J’ai tout rebaché. Je pourrais m’en passer car le pare-pluie est garanti pour rester 3 mois aux intempéries. Au delà la garantie ne jouerait plus. Mais je préfère laisser sous bâche. Ceci dit, j’ai mis deux chutes dehors, sous la pluie pour voir comment ça se comporte

Reste à poser la gouttière, le contre litellage, le litellage et enfin les tuiles. Je n’ai pas choisi le chantier le plus simple pour me lancer dans une toiture. Il n’y a aucun angle droit.

Les travaux de février

Petit à petit les enduits indésirables disparaissent, le pisé apparait.

Dans la petite pièce du fond, bien « propre », le déshumidificateur retire chaque jour 5l d’eau.

Les murs de l’ancienne cuisine sont à nu et Christophe commence à s’attaquer à l’étable.

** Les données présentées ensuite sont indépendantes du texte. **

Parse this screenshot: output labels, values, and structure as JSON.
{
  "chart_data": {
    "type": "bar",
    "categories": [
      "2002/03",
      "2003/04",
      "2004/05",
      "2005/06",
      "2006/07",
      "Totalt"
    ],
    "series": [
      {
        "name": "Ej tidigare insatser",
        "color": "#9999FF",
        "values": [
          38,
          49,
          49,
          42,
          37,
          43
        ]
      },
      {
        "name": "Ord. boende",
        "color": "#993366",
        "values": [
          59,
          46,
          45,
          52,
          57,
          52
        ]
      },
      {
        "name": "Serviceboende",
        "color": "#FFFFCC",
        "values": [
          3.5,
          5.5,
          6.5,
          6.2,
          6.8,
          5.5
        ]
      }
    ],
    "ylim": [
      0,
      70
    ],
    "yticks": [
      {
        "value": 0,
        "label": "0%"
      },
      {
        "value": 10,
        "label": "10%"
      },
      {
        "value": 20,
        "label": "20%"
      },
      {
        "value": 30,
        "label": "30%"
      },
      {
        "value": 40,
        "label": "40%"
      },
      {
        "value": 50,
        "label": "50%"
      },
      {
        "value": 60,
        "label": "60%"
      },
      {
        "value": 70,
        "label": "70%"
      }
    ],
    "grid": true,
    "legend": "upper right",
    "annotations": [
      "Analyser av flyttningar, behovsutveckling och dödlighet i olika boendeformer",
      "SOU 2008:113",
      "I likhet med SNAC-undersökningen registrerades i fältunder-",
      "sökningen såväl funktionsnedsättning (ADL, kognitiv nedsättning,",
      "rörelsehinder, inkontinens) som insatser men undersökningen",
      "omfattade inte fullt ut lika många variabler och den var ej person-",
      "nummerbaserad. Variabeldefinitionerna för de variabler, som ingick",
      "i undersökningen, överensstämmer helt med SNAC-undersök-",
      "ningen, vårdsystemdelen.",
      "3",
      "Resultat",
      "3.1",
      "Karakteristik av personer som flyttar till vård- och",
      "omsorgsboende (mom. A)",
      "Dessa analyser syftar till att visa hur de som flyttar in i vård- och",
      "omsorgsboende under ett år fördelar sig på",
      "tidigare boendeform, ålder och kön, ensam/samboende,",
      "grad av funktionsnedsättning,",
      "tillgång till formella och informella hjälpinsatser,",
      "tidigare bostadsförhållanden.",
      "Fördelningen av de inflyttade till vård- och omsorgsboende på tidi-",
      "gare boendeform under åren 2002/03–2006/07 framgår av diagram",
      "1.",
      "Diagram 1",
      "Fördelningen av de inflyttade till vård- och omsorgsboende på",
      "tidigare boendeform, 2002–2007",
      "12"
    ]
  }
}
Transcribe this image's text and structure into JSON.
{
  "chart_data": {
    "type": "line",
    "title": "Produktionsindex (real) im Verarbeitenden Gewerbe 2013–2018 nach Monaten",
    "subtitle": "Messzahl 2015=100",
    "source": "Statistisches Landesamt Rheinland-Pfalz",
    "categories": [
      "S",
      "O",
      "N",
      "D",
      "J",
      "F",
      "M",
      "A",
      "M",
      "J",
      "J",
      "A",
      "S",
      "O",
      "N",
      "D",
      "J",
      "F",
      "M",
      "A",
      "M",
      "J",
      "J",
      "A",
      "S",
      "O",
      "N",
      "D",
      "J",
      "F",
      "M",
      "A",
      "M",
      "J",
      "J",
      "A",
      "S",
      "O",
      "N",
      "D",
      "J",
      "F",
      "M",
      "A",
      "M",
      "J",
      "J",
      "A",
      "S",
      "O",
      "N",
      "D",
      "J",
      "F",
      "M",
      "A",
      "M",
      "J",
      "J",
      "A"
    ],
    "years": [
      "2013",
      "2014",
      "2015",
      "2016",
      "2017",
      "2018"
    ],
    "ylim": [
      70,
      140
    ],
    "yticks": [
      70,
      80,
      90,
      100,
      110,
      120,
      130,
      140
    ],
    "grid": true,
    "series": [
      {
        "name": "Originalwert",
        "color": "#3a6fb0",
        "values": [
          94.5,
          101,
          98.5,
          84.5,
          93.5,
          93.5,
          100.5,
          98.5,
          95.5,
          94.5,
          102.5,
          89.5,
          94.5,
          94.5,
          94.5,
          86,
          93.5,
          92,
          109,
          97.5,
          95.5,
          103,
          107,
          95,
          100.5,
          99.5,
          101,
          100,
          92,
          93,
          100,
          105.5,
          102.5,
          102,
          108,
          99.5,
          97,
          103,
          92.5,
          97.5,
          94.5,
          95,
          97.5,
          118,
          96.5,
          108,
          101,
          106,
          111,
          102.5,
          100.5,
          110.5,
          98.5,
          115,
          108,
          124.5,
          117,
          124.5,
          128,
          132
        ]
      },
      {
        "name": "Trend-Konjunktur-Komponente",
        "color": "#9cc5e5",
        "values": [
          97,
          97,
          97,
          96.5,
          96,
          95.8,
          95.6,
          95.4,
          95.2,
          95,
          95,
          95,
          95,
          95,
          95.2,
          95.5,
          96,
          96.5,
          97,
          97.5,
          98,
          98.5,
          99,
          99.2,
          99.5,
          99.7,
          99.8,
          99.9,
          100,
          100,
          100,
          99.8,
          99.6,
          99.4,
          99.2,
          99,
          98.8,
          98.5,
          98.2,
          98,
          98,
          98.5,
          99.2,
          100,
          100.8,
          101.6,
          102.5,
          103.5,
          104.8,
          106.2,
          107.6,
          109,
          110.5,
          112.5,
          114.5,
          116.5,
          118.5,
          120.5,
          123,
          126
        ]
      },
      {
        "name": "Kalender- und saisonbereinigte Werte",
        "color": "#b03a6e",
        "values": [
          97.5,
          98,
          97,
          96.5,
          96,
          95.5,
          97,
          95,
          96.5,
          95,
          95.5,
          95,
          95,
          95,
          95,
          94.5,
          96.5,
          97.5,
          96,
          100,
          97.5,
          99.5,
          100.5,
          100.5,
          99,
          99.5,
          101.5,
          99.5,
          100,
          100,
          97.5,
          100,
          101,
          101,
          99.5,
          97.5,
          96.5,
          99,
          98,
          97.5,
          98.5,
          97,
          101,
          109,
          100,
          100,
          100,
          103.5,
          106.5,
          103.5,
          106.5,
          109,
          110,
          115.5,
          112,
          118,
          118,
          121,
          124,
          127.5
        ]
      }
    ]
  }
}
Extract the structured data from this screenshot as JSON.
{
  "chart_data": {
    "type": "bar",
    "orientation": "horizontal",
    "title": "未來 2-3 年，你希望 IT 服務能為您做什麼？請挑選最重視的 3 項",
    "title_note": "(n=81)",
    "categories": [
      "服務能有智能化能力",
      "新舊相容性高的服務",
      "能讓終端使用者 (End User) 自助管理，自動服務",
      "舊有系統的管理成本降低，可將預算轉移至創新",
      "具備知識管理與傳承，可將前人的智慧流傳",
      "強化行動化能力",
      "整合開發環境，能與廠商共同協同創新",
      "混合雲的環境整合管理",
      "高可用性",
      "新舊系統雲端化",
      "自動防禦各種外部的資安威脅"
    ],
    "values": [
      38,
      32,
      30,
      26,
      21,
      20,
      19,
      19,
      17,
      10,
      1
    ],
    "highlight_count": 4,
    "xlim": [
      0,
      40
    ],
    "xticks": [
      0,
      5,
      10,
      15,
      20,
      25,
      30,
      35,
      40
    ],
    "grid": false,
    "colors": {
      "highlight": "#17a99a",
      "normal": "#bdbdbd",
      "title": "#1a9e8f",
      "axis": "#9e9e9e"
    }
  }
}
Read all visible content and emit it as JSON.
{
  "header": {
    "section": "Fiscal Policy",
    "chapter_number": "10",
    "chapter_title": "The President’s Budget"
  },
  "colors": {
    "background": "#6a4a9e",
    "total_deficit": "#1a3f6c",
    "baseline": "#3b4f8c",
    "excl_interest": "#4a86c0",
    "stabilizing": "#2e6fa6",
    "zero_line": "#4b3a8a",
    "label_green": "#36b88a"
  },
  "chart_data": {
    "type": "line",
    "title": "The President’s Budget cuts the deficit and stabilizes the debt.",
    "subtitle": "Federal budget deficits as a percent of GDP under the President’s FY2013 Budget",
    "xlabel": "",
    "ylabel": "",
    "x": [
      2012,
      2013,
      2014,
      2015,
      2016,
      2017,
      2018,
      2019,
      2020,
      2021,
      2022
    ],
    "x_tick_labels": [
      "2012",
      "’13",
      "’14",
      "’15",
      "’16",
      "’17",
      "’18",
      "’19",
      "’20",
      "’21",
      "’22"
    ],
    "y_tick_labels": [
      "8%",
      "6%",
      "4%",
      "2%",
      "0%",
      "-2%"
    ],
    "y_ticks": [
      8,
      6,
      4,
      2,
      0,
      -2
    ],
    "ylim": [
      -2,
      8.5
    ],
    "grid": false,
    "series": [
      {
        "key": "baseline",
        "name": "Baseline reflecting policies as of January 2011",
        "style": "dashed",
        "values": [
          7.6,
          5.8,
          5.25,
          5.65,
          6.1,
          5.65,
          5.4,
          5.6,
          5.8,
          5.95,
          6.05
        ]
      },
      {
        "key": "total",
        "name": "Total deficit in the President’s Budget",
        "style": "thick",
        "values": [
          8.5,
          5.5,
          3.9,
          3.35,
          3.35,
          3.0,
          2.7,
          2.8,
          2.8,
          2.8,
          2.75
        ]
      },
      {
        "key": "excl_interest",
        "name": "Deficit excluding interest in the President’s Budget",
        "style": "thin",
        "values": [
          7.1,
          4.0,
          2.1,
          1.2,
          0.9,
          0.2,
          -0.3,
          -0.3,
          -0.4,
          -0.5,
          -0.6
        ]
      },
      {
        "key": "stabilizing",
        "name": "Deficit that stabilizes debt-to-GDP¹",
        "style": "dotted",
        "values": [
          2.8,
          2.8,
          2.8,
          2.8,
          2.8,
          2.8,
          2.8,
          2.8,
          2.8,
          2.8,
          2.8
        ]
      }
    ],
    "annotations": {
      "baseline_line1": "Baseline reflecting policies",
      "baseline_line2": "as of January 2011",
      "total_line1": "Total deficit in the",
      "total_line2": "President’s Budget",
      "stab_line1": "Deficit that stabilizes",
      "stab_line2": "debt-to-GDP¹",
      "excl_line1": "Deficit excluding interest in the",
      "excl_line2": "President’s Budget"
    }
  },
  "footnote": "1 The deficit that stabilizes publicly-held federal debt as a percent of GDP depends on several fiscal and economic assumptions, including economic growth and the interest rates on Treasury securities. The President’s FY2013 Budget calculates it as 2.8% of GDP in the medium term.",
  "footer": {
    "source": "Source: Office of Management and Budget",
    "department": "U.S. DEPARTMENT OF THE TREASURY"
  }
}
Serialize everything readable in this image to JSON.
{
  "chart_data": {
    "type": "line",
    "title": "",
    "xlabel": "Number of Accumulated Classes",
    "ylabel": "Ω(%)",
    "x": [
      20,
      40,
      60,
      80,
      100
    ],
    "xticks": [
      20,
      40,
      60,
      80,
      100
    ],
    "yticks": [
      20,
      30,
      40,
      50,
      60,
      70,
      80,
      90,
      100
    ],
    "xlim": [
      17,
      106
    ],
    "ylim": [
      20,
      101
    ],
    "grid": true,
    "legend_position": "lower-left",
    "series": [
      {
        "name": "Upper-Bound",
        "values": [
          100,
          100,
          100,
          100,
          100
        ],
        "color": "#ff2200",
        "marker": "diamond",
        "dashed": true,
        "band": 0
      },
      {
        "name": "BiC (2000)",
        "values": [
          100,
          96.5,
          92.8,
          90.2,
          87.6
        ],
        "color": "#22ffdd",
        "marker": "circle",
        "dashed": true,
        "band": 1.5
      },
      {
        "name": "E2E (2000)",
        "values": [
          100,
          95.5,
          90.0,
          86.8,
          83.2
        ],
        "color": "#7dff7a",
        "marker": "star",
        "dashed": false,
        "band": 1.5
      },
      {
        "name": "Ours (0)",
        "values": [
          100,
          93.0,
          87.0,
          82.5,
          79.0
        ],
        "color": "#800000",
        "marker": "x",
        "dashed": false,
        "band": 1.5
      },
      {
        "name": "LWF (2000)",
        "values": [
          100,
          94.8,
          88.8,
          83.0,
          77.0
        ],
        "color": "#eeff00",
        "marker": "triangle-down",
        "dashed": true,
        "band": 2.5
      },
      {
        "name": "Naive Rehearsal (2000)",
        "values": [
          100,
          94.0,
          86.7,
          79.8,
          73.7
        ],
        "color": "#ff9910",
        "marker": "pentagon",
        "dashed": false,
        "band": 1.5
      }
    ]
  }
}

Une fois la fenêtre métallique ôtée, le volet bois décoincé, la lumière pénètre dans la future cuisine. Christophe a déblayé le sol, évacué les saletés et commencé à enlever les planches de la mangeoire, les poteaux métalliques qui délimitaient l’emplacement des bêtes.Mais pour le moment, avec les barreaux aux fenêtres, la grisaille,  la pièce ressemble plutôt à une prison. Ou, plus positif, à Fort Boyard, à cause des toile d’araignées qui décorent le plafond plancher en train de s’effondrer.

Christophe a profité du passage des garçons  pour sortir du fenil les terres cuites bombées posées au-dessus de la pièce que nous croyions être le salon mais qui en fait servait de lieu de stockage des pommes de terre et des betteraves pour nourrir les animaux !

Les terres cuites (environ 28 m²) ont été descendues et sont maintenant stockées sur une palette, en attendant de décider de leur devenir.

Après plusieurs essais, comme il était impossible à déplacer, les enfants ont cassé et évacué l’abreuvoir en béton qui était dans la cour. Une vieille cuve de récupération de 1000l  l’a remplacé sous la gouttière.

Le beau temps nous a aussi  permis d’évacuer une bonne partie de la vigne vierge arrachée depuis plusieurs semaines, en l’apportant à la déchetterie. Elle sera ainsi revalorisée en compost au lieu d’être inutilement brûlée. Il reste encore le tas au milieu du potager, de quoi remplir  2 remorques, mais le déchargement peut se faire seul, plus facilement que l’évacuation des gravats. Ce sera une occupation pour la semaine à venir.